Embora possa estar ciente disso mesmo. O filme de Lana Wachowski arde praticamente com espelhos, com autocruzamento. A primeira filmagem é de uma pessoa de cabeça para baixo, que caminha na nossa direcção. É um reflexo, acontece, numa poça. Estamos a fazer inversões e inversões, Wachowski está a sinalizar, e não apenas cinematograficamente. O primeiro terço do filme recapitula aproximadamente os acontecimentos da primeira Matrix, mas mal, de forma pouco convincente. "Porquê usar código antigo", pergunta uma personagem, "para espelhar algo novo? "O filme critica, e até odeia, a si próprio. O filme olha para o espelho e não gosta do que vê.

Também o Neo. Vemo-lo a cair no seu posto de trabalho, a olhar para as velhas linhas de chuva verde, miserável. Nesta Matriz ressuscitada, ele é um designer de jogos mundialmente famoso, e a trilogia original era simplesmente um jogo da sua própria criação, não real. Uma vez, acreditando que era, tentou matar-se. "Estarei eu louco? "pergunta ele ao seu terapeuta. "Não usamos essa palavra aqui", responde o terapeuta. Sim, o Neo está agora em terapia.

Só que ' s ... má terapia. Logo que nos encontramos com o terapeuta, com óculos com estilo azul, ele renova a receita do Neo para comprimidos azuis. Ouça as palavras que o terapeuta utiliza: " O que estava a sentir naquele momento? " Este ataque tirou-lhe efectivamente a voz. " A sua violência despoletou-o. " " Falámos sobre o valor da raiva adaptativa no trauma humano. "As aplicações terapêuticas são capazes de dialogar melhor do que isso, e esse é o ponto. Em breve, a verdade vem ao de cima: O Arquitecto falhado da Matrix original foi substituído por este tipo. Ele ''chama-se Analista. Por outras palavras, o novo escravizador das massas, o vilão de The Matrix Resurrections, é um terapeuta de rotina.

Começa-se a ver porque não se gosta deste filme. O Matrix 4 não só o obriga a enfrentar a sua própria miséria - também deixa claro que não há uma saída fácil. Os comprimidos não funcionam; nem a terapia barata fala. (Para escapar ao Matrix 2.0, tem literalmente de entrar num espelho.) Mais tarde, o Analista explica ao Neo como programou a nova simulação. Ele usa o próprio Neo, e também o Trinity, como base para uma espécie de controlo universal da mente. Ele sabe que eles precisam um do outro, por isso torna a sua relação impossível, e isso é tudo o que é preciso. Tudo o que é preciso para o controlar, sugere Wachowski, é colocar para sempre a coisa que mais deseja no mundo apenas fora do alcance.

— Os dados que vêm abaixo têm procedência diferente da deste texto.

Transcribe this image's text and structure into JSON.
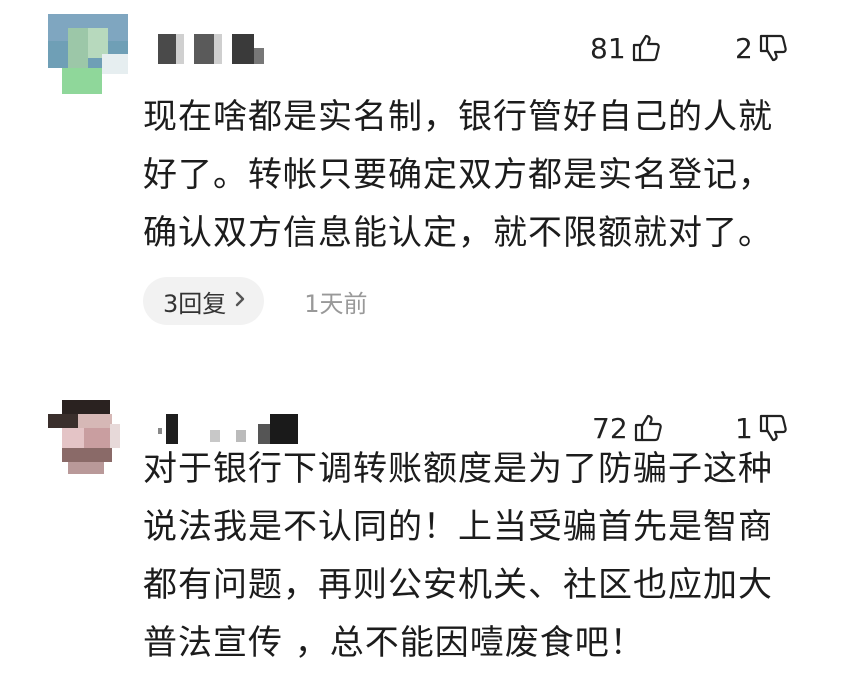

É uma visão não menos profunda do que a da trilogia original, que a Matrix 4 procura desfazer e refazer para uma nova era, odiada por si própria e hiperteraptada. A tecnologia pode ser a base da simulação, argumenta Wachowski, mas é a psicologia humana que a permite, e em última análise a aceita. "Está a cagar para os factos", diz o Analista. "É tudo uma questão de ficção. "Ele tem razão. As pessoas escolhem odiar-se a si próprias, porque a alternativa - amar a si próprias, e libertar-se - é mais difícil.

Será sequer possível? O filme, como os Matrices sempre fizeram, oferece duas escolhas. Uma é a morte, e esta é encorajada pelo Analista. Na sequência mais chocante do filme, ele transforma pessoas normais em bots e ordena-lhes que se atirem pela janela - um terapeuta levando as pessoas ao suicídio. "Swarm mode", é o que ele lhe chama. Até Neo e Trinity, quando toda a esperança parece perdida, optam por saltar.

Mas eles não morrem. Voam. Aqui, ao que parece, o filme afirma a outra escolha. Quando se decide não se odiar mais, quando se escolhe a liberdade, está-se ' a escolher viver, e viver com os outros. Não no passado, ou nas dimensões mais baixas das telas, mas num mundo que ''é real, arriscado, povoado, vivo''. Todos os dias esta escolha deve ser feita, a cada hora, a cada segundo. Não admira que não se queira fazer isso. Não admira que prefiram "não ver este filme". Preferes odiar-te a ti próprio - e morrer sozinho.